Transmembrane Transporters inhibitor and adrenomedullin in UBF were increased in preterm newborns developing brain damage and/or ominous outcome. Conclusions: The present manuscript offers an update on the usefulness of Activin A, S100B protein an adrenomedullin in UBF as brain damage markers. The findings open a new cue on the use of these markers in daily neonatal intensive care unit (NICU) activities.”

To review the current status of lupus registries, highlight the importance and evolution of registries in clinical see more lupus research, discuss substantial advances in the understanding of lupus through the use of registries, and discuss the future role of registries in terms of opportunities and challenges.

Methods: The literature reviewed originated from the PubMed database and was limited to adult disease in articles published before June 01, 2008. Keywords used in the PubMed search included the following terms: systemic lupus erythematosus, registry, cohort, and database. All articles were sorted and analyzed according to a template devised by the authors describing the different types of registries.
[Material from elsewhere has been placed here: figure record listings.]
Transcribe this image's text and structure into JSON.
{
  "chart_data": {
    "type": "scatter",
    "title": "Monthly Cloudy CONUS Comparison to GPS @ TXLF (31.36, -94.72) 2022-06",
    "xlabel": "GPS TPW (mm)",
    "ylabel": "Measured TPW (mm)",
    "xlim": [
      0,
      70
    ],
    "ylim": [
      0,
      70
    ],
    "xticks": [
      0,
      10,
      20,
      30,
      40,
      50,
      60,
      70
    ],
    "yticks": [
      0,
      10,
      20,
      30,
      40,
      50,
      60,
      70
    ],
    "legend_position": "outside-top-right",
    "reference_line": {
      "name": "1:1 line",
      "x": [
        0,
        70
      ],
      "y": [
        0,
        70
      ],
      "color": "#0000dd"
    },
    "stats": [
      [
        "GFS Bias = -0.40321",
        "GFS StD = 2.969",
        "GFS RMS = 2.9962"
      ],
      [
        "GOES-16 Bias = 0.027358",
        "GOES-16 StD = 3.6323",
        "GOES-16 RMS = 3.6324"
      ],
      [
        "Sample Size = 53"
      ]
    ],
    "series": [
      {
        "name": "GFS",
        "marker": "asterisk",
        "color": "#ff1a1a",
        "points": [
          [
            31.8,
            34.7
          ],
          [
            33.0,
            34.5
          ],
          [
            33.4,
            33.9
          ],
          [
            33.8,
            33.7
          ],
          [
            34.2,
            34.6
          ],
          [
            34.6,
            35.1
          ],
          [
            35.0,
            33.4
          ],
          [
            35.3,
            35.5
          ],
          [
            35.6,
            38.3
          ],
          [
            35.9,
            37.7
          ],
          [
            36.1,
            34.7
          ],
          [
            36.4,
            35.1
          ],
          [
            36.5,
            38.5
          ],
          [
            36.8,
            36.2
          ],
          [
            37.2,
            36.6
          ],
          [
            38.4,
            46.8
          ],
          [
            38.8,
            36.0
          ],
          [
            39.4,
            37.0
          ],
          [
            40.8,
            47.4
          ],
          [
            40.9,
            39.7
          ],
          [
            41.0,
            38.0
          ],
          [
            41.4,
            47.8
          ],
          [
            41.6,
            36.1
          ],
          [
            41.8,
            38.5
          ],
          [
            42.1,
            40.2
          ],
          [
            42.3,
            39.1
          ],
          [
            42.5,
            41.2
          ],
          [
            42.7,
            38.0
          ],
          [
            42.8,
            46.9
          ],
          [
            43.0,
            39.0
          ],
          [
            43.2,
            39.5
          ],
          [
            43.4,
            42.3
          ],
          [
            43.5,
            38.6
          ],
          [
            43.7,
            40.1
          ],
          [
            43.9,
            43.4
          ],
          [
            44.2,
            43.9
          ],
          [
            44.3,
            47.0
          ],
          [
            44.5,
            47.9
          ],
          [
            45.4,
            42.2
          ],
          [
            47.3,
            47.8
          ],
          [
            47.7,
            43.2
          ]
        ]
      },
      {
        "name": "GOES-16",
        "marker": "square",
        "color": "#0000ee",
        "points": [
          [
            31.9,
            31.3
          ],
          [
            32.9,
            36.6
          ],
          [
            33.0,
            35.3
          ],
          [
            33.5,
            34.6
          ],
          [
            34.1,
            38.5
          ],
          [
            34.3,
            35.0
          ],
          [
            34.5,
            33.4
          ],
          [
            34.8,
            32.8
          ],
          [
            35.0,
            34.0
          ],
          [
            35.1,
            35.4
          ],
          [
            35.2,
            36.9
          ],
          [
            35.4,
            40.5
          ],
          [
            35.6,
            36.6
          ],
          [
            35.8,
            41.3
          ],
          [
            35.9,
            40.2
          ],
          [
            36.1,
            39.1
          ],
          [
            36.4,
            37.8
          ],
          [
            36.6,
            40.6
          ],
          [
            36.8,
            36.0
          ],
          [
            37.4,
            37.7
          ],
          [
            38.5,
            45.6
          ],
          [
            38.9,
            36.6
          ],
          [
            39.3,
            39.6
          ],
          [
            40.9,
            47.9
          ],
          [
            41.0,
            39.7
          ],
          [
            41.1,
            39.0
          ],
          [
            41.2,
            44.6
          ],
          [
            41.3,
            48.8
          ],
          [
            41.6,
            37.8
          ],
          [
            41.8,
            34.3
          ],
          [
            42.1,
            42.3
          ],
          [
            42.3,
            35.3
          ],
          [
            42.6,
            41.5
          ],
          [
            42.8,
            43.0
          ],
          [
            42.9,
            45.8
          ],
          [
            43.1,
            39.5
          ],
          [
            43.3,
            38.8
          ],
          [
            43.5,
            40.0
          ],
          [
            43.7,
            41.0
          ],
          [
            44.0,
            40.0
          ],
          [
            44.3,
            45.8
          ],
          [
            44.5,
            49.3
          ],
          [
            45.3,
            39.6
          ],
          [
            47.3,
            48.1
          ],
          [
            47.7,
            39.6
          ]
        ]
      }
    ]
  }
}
Results: The most important features of a lupus registry are that they contain a large number of subjects and reflect a relatively real world environment for lupus patients. Data obtained from the lupus registries are essential for planning, designing, and conducting clinical lupus studies, especially those difficult, inappropriate, or even unethical to study in randomized controlled trials. Up to now, some well-conducted registries have received recognition for their contributions to lupus research through their focus on different goals: epidemiology, genetics, ethnic diversity, clinical features, or outcomes.